You're right she's awesome. Ya'll are both great people !:)
Wow... a Mothers love..i have only a glimpse but I do know it is deep to the core just like you put Charlie. What an honor to get to share in this tribute of love, support and respect from an outstanding man of God to a selfless full of Love and Life lady!
Hair in ponytail, chattin with my "Friend." Simply in love with the Father and of sweet Mother Mary. I love it and can relate.
Much luv to all of you- we miss you tremendously. Lets get together soon.
Tricia and Nick LaRocca
"You know the way for me, you know the time into your hands I trustingly place mine. Your plan is perfect, born of perfect love. You know the way for me, that is enough." -Divine Providence prayer
beautiful and eloquent charlie... and thanks for keeping this blog alive. as strange as it may seem i really enjoy having this little corner to remember cate and to be reminded of how much i love you guys!
~*maureen
One day, when Ali meets gets to heaven and Baby Cate walks her mommy to meet her Saviour, all will be understood. Until then, may both of you find peace where you can and healing from the only One who can give it to you. I still pray for your wife and your family and remember that adorable smiled smeared with sweet potatoes!
love,
a stretcher bearer
Still prayin' for you and your whole beautiful family.
*hugs*
The Cayouettes
What an amazing post of love for Mary, God, Ali & your children. You both inspire me to be a better person & parent. Prays still for you guys!!!
Charlie,
I haven't been here to your blog in a while! But to my pleasant surprise here is a beautiful entry, saying just what I needed to hear today! Thanks again for being open to the Holy Spirit and pouring your heart out for others to grow through! Still praying for you and your family!
Love Teresa Clark
"Ali and I were talking the other night about how so many people, both that we have never met and those very close to us, that God has impacted them through Cate’s short life and our family’s difficult journey and what is also amazing is that you all are STILL here with us. I truly thought that after Cate’s passing the story would “end” for a lot of people, but it hasn’t."
I was also one of Mrs. Cantrell's Texas fifth-graders. I just have to say that what you say about your wife is extremely loving and just absolutely true. I admire the both of you so much, and you two truly give me hope for my personal future with my family in this generation. The two of you are beautiful people..It's strange to watch someone's children grow up from this perspective..When I was Mrs. Cantrell's student, Ali was a few years old and your son was just born or months old. And now you have four! Congratulations on your many blessings, and may many more come your way.

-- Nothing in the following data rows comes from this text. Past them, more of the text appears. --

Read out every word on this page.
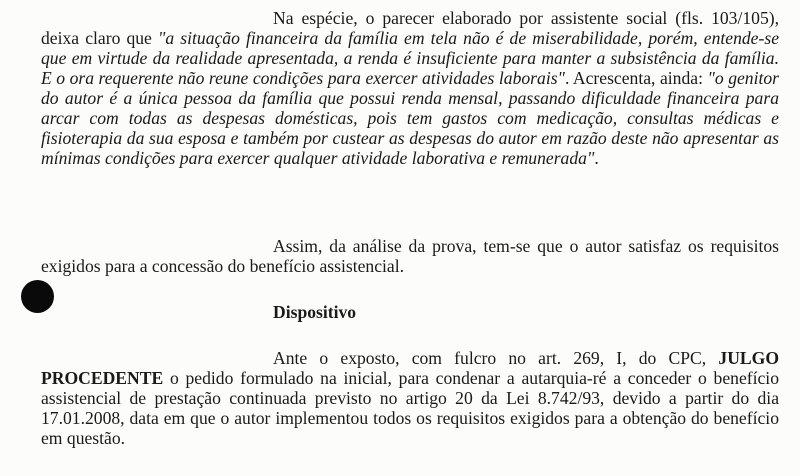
Na espécie, o parecer elaborado por assistente social (fls. 103/105), deixa claro que "a situação financeira da família em tela não é de miserabilidade, porém, entende-se que em virtude da realidade apresentada, a renda é insuficiente para manter a subsistência da família. E o ora requerente não reune condições para exercer atividades laborais". Acrescenta, ainda: "o genitor do autor é a única pessoa da família que possui renda mensal, passando dificuldade financeira para arcar com todas as despesas domésticas, pois tem gastos com medicação, consultas médicas e fisioterapia da sua esposa e também por custear as despesas do autor em razão deste não apresentar as mínimas condições para exercer qualquer atividade laborativa e remunerada".

Assim, da análise da prova, tem-se que o autor satisfaz os requisitos exigidos para a concessão do benefício assistencial.

Dispositivo

Ante o exposto, com fulcro no art. 269, I, do CPC, JULGO PROCEDENTE o pedido formulado na inicial, para condenar a autarquia-ré a conceder o benefício assistencial de prestação continuada previsto no artigo 20 da Lei 8.742/93, devido a partir do dia 17.01.2008, data em que o autor implementou todos os requisitos exigidos para a obtenção do benefício em questão.
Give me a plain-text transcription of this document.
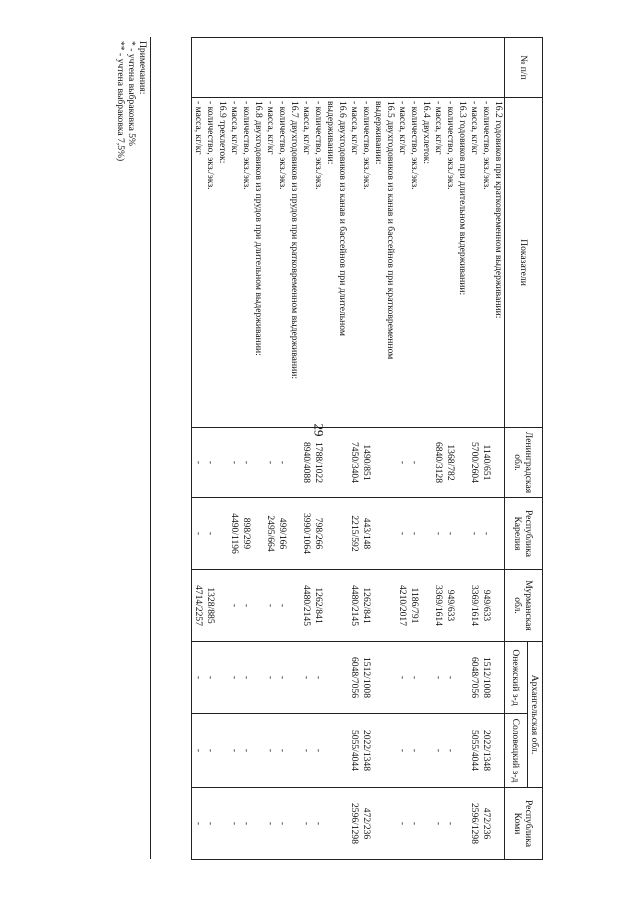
29
№ п/п	Показатели	Ленинградская обл.	Республика Карелия	Мурманская обл.	Архангельская обл.		Республика Коми
					Онежский з-д	Соловецкий з-д	
	16.2 годовиков при кратковременном выдерживании:						
	- количество, экз./экз.	1140/651	-	949/633	1512/1008	2022/1348	472/236
	- масса, кг/кг	5700/2604	-	3369/1614	6048/7056	5055/4044	2596/1298
	16.3 годовиков при длительном выдерживании:						
	- количество, экз./экз.	1368/782	-	949/633	-	-	-
	- масса, кг/кг	6840/3128	-	3369/1614	-	-	-
	16.4 двухлеток:						
	- количество, экз./экз.	-	-	1186/791	-	-	-
	- масса, кг/кг	-	-	4210/2017	-	-	-
	16.5 двухгодовиков из канав и бассейнов при кратковременном						
	выдерживании:						
	- количество, экз./экз.	1490/851	443/148	1262/841	1512/1008	2022/1348	472/236
	- масса, кг/кг	7450/3404	2215/592	4480/2145	6048/7056	5055/4044	2596/1298
	16.6 двухгодовиков из канав и бассейнов при длительном						
	выдерживании:						
	- количество, экз./экз.	1788/1022	798/266	1262/841	-	-	-
	- масса, кг/кг	8940/4088	3990/1064	4480/2145	-	-	-
	16.7 двухгодовиков из прудов при кратковременном выдерживании:						
	- количество, экз./экз.	-	499/166	-	-	-	-
	- масса, кг/кг	-	2495/664	-	-	-	-
	16.8 двухгодовиков из прудов при длительном выдерживании:						
	- количество, экз./экз.	-	898/299	-	-	-	-
	- масса, кг/кг	-	4490/1196	-	-	-	-
	16.9 трехлеток:						
	- количество, экз./экз.	-	-	1328/885	-	-	-
	- масса, кг/кг	-	-	4714/2257	-	-	-
Примечания:
* - учтена выбраковка 5%
** - учтена выбраковка 7,5%)
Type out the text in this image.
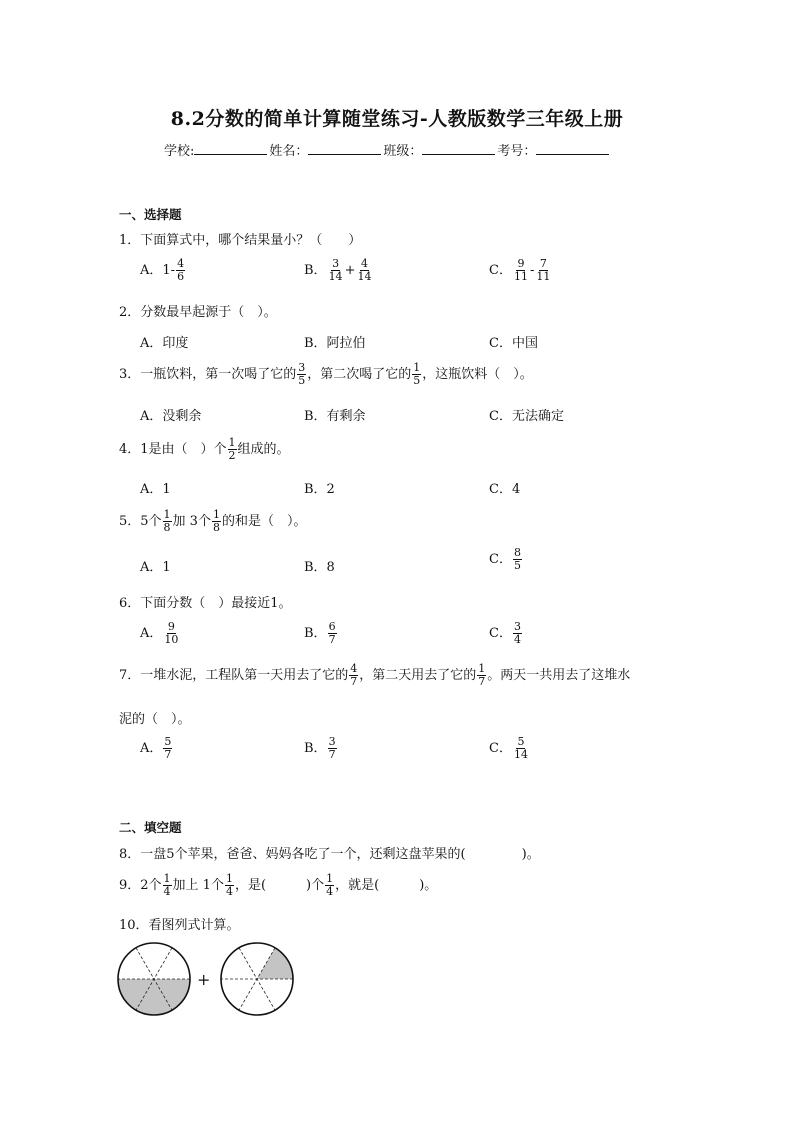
8.2分数的简单计算随堂练习-人教版数学三年级上册
学校:	姓名：	班级：	考号：
一、选择题
1．下面算式中，哪个结果量小？（　　）
A．$1- \frac{4}{6}$	B． $\frac{3}{14} + \frac{4}{14}$	C． $\frac{9}{11} - \frac{7}{11}$
2．分数最早起源于（　）。
A．印度	B．阿拉伯	C．中国
3．一瓶饮料，第一次喝了它的 $\frac{3}{5}$ ，第二次喝了它的 $\frac{1}{5}$ ，这瓶饮料（　）。
A．没剩余	B．有剩余	C．无法确定
4．1是由（　）个 $\frac{1}{2}$ 组成的。
A．1	B．2	C．4
5．5个 $\frac{1}{8}$ 加 3个 $\frac{1}{8}$ 的和是（　）。
A．1	B．8
C． $\frac{8}{5}$
6．下面分数（　）最接近1。
A． $\frac{9}{10}$	B． $\frac{6}{7}$	C． $\frac{3}{4}$
7．一堆水泥，工程队第一天用去了它的 $\frac{4}{7}$ ，第二天用去了它的 $\frac{1}{7}$ 。两天一共用去了这堆水
泥的（　）。
A． $\frac{5}{7}$	B． $\frac{3}{7}$	C． $\frac{5}{14}$
二、填空题
8．一盘5个苹果，爸爸、妈妈各吃了一个，还剩这盘苹果的(	)。
9．2个 $\frac{1}{4}$ 加上 1个 $\frac{1}{4}$ ，是(	)个 $\frac{1}{4}$ ，就是(	)。
10．看图列式计算。
+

I just wanted to let you know that Cate is not forgotten. I'd love to see an entry updating us on how your family is doing these days.
Charlie and Ali-
I providentially stumbled on this post this morning before starting my day and man, I'm so so grateful that God led me here. I am really encouraged by your beautiful words Charlie (my bad for waiting four years to read them) and for Ali's witness to Catholic motherhood. Offering my day for your sweet family today and praying that you guys are well and blessed <3
Much love from South Texas,
Meagan Montez
Charlie,
I pray that your family is well. I followed your post many years ago and tonight I could not stop thinking about Baby Cate. Thank you for sharing your story. I am in Houston and tomorrow I will release a balloon in her honor. Your family has touched so many and we are still praying for you.